Milena Dragicevic


Two or three things I know about Milena Dragicevic: She’s Serbian by birth, raised in Canada, and London based. She’s a twin, and her paintings have previously applied the no-doubt-peculiar feeling of observing something that looks like you but isn’t to the post-Communist East and West. A couple of years ago she made a few too many canvases that diagrammed fashionable nostalgia: Soviet-era modernist architecture floating over color fields or striped backdrops that resembled ’60s American abstraction at its Clem-pleasing zenith of flatness. But she had a sideline in cleverly composed portraits of doppelgängers and fractured selves, spiced with Eastern European references (big, sweptback hairstyles; accordions) that tested how much tension, contradiction, and illogic one could pack into a painting. This is evidently what she’s now focusing on—while seeing how much cultural baggage she can jettison before the whole enterprise floats into the clouds.

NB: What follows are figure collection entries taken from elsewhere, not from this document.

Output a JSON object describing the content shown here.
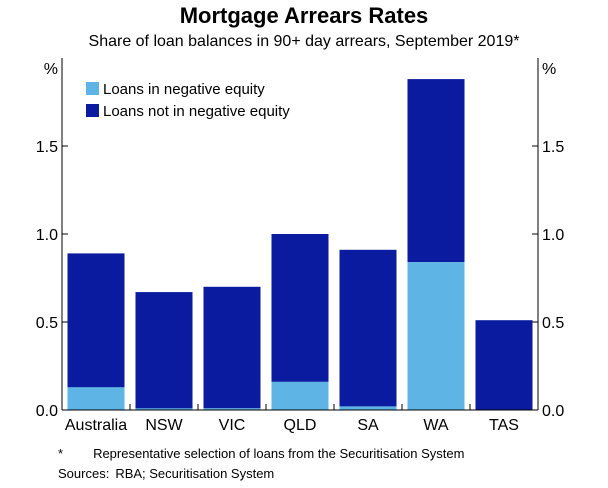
{
  "title": "Mortgage Arrears Rates",
  "subtitle": "Share of loan balances in 90+ day arrears, September 2019*",
  "footnote": {
    "marker": "*",
    "text": "Representative selection of loans from the Securitisation System"
  },
  "sources": {
    "label": "Sources:",
    "text": "RBA; Securitisation System"
  },
  "colors": {
    "negative_equity": "#5db4e5",
    "not_negative_equity": "#0a1ba0",
    "axis": "#000000"
  },
  "chart_data": {
    "type": "bar",
    "stacked": true,
    "categories": [
      "Australia",
      "NSW",
      "VIC",
      "QLD",
      "SA",
      "WA",
      "TAS"
    ],
    "series": [
      {
        "name": "Loans in negative equity",
        "values": [
          0.13,
          0.01,
          0.01,
          0.16,
          0.02,
          0.84,
          0.0
        ]
      },
      {
        "name": "Loans not in negative equity",
        "values": [
          0.76,
          0.66,
          0.69,
          0.84,
          0.89,
          1.04,
          0.51
        ]
      }
    ],
    "ylim": [
      0,
      1.9
    ],
    "yticks": [
      0.0,
      0.5,
      1.0,
      1.5
    ],
    "ytick_labels": [
      "0.0",
      "0.5",
      "1.0",
      "1.5"
    ],
    "yunit_left": "%",
    "yunit_right": "%",
    "legend_position": "top-left",
    "grid": false
  }
}
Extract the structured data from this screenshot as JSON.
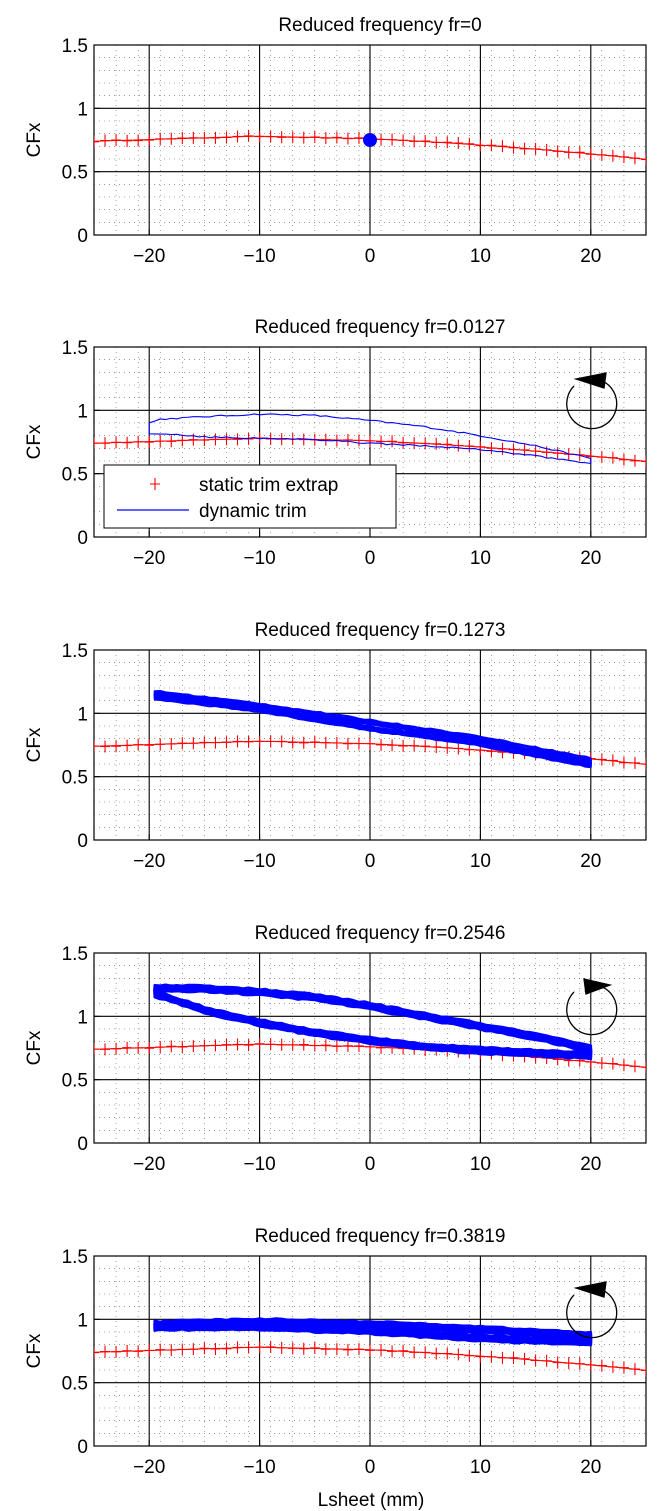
{
  "figure": {
    "xlabel": "Lsheet (mm)"
  },
  "legend": {
    "static_label": "static trim extrap",
    "dynamic_label": "dynamic trim",
    "placement": "lower-left of panel 2"
  },
  "colors": {
    "static": "#ff0000",
    "dynamic": "#0000ff",
    "grid": "#000000",
    "arrow": "#000000"
  },
  "chart_data": [
    {
      "type": "line",
      "title": "Reduced frequency fr=0",
      "ylabel": "CFx",
      "xlim": [
        -25,
        25
      ],
      "ylim": [
        0,
        1.5
      ],
      "xticks": [
        -20,
        -10,
        0,
        10,
        20
      ],
      "yticks": [
        0,
        0.5,
        1,
        1.5
      ],
      "xtick_labels": [
        "−20",
        "−10",
        "0",
        "10",
        "20"
      ],
      "ytick_labels": [
        "0",
        "0.5",
        "1",
        "1.5"
      ],
      "grid": true,
      "rotation": "none",
      "series": [
        {
          "kind": "static",
          "x_range": [
            -25,
            25
          ]
        },
        {
          "kind": "dynamic",
          "form": "point",
          "x": 0,
          "y": 0.75
        }
      ]
    },
    {
      "type": "line",
      "title": "Reduced frequency fr=0.0127",
      "ylabel": "CFx",
      "xlim": [
        -25,
        25
      ],
      "ylim": [
        0,
        1.5
      ],
      "xticks": [
        -20,
        -10,
        0,
        10,
        20
      ],
      "yticks": [
        0,
        0.5,
        1,
        1.5
      ],
      "xtick_labels": [
        "−20",
        "−10",
        "0",
        "10",
        "20"
      ],
      "ytick_labels": [
        "0",
        "0.5",
        "1",
        "1.5"
      ],
      "grid": true,
      "rotation": "counter-clockwise",
      "series": [
        {
          "kind": "static",
          "x_range": [
            -25,
            25
          ]
        },
        {
          "kind": "dynamic",
          "form": "loop",
          "thickness": "thin",
          "start_x": -20,
          "end_x": 20,
          "upper": [
            [
              -20,
              0.9
            ],
            [
              -19,
              0.93
            ],
            [
              -15,
              0.95
            ],
            [
              -10,
              0.97
            ],
            [
              -5,
              0.96
            ],
            [
              0,
              0.92
            ],
            [
              5,
              0.87
            ],
            [
              10,
              0.8
            ],
            [
              15,
              0.72
            ],
            [
              20,
              0.62
            ]
          ],
          "lower": [
            [
              -20,
              0.82
            ],
            [
              -15,
              0.79
            ],
            [
              -10,
              0.78
            ],
            [
              -5,
              0.77
            ],
            [
              0,
              0.74
            ],
            [
              5,
              0.72
            ],
            [
              10,
              0.69
            ],
            [
              15,
              0.64
            ],
            [
              20,
              0.58
            ]
          ]
        }
      ]
    },
    {
      "type": "line",
      "title": "Reduced frequency fr=0.1273",
      "ylabel": "CFx",
      "xlim": [
        -25,
        25
      ],
      "ylim": [
        0,
        1.5
      ],
      "xticks": [
        -20,
        -10,
        0,
        10,
        20
      ],
      "yticks": [
        0,
        0.5,
        1,
        1.5
      ],
      "xtick_labels": [
        "−20",
        "−10",
        "0",
        "10",
        "20"
      ],
      "ytick_labels": [
        "0",
        "0.5",
        "1",
        "1.5"
      ],
      "grid": true,
      "rotation": "none",
      "series": [
        {
          "kind": "static",
          "x_range": [
            -25,
            25
          ]
        },
        {
          "kind": "dynamic",
          "form": "loop",
          "thickness": "medium",
          "start_x": -19.5,
          "end_x": 20,
          "upper": [
            [
              -19.5,
              1.16
            ],
            [
              -10,
              1.06
            ],
            [
              0,
              0.93
            ],
            [
              10,
              0.8
            ],
            [
              20,
              0.63
            ]
          ],
          "lower": [
            [
              -19.5,
              1.13
            ],
            [
              -10,
              1.03
            ],
            [
              0,
              0.88
            ],
            [
              10,
              0.76
            ],
            [
              20,
              0.59
            ]
          ]
        }
      ]
    },
    {
      "type": "line",
      "title": "Reduced frequency fr=0.2546",
      "ylabel": "CFx",
      "xlim": [
        -25,
        25
      ],
      "ylim": [
        0,
        1.5
      ],
      "xticks": [
        -20,
        -10,
        0,
        10,
        20
      ],
      "yticks": [
        0,
        0.5,
        1,
        1.5
      ],
      "xtick_labels": [
        "−20",
        "−10",
        "0",
        "10",
        "20"
      ],
      "ytick_labels": [
        "0",
        "0.5",
        "1",
        "1.5"
      ],
      "grid": true,
      "rotation": "clockwise",
      "series": [
        {
          "kind": "static",
          "x_range": [
            -25,
            25
          ]
        },
        {
          "kind": "dynamic",
          "form": "loop",
          "thickness": "thick",
          "start_x": -19.5,
          "end_x": 20,
          "upper": [
            [
              -19.5,
              1.22
            ],
            [
              -15,
              1.22
            ],
            [
              -10,
              1.19
            ],
            [
              -5,
              1.15
            ],
            [
              0,
              1.08
            ],
            [
              5,
              1.0
            ],
            [
              10,
              0.92
            ],
            [
              15,
              0.84
            ],
            [
              20,
              0.74
            ]
          ],
          "lower": [
            [
              -19.5,
              1.18
            ],
            [
              -15,
              1.05
            ],
            [
              -10,
              0.95
            ],
            [
              -5,
              0.87
            ],
            [
              0,
              0.81
            ],
            [
              5,
              0.76
            ],
            [
              10,
              0.73
            ],
            [
              15,
              0.71
            ],
            [
              20,
              0.69
            ]
          ]
        }
      ]
    },
    {
      "type": "line",
      "title": "Reduced frequency fr=0.3819",
      "ylabel": "CFx",
      "xlim": [
        -25,
        25
      ],
      "ylim": [
        0,
        1.5
      ],
      "xticks": [
        -20,
        -10,
        0,
        10,
        20
      ],
      "yticks": [
        0,
        0.5,
        1,
        1.5
      ],
      "xtick_labels": [
        "−20",
        "−10",
        "0",
        "10",
        "20"
      ],
      "ytick_labels": [
        "0",
        "0.5",
        "1",
        "1.5"
      ],
      "grid": true,
      "rotation": "counter-clockwise",
      "series": [
        {
          "kind": "static",
          "x_range": [
            -25,
            25
          ]
        },
        {
          "kind": "dynamic",
          "form": "loop",
          "thickness": "thick",
          "start_x": -19.5,
          "end_x": 20,
          "upper": [
            [
              -19.5,
              0.96
            ],
            [
              -10,
              0.98
            ],
            [
              0,
              0.96
            ],
            [
              10,
              0.92
            ],
            [
              20,
              0.87
            ]
          ],
          "lower": [
            [
              -19.5,
              0.94
            ],
            [
              -10,
              0.94
            ],
            [
              0,
              0.91
            ],
            [
              10,
              0.85
            ],
            [
              20,
              0.82
            ]
          ]
        }
      ]
    }
  ]
}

In Forma (all works 2005), a brunet stands before a three-part abstraction—deepest brown diagonally bisected by midnight blue, itself punctured from the left by a sharp green triangle. This might be a schematic nocturnal landscape or an abstract painting our man is obscuring or simply a bit of buffeting design. Whichever, it echoes his pose; or he echoes it. His eyes—one brown, one blue—and the green-string cat’s cradle he’s holding (which, aping abstraction with folksy means, creates its own echoing set of triangles) sit parallel with the green section’s upper edge. Similarly aligned with the brown region are his outstretched arms, which probably aren’t actually his: His green-brown shirt’s sleeves seem folded behind his back; the forearms—sheathed in red sleeves—emerge from under them, as if someone were standing behind him, performing a magic trick.

You can think a lot about what this man is doing and where he might be from; Dragicevic is very good at making it look as if she’s telling only half of a story. Ditto in Falsifikacija #2, in which a blonde and her tan, even blonder twin each tie an ambiguous object (half visor, half fake beard) around their chins. The women are separated from each other by a wooden frame; their bodies are cut off at the waist, as if they’d pulled off a conjuring trick or been punished for attempting disguise. The background, subdivided into differently colored segments, resolves itself into another backward-looking abstraction. Connecting these elements in a semicoherent way isn’t impossible, but, as in There Is No Gardener, and He Is Invisible—an artfully composed pileup featuring a garden shed propped up by an ugly sculpture, drunken topiary on an orange lawn, and a pair of hands reaching out blindly for two bright-colored balls that might have fallen off another ’60s painting—eventually you may feel there’s no code to crack, just a roundabout of sly connotation.

So what do you want: An artist who sees painting as a kind of Leyden jar wherein levels of reality and conflicting leitmotifs—nostalgia, disguise, and paralysis, for example—collide like hot electrons and who intends the ensuing energy as evocative of the fraught (re)construction of personal and collective identity? Or her meaner twin, one who racks up stimulating, enigmatic details and significant-looking rhymes only to kick you upstairs without supper? That’s the gauntlet Dragicevic throws down. The best one can say right now is that leaving it on the ground rarely feels like an option.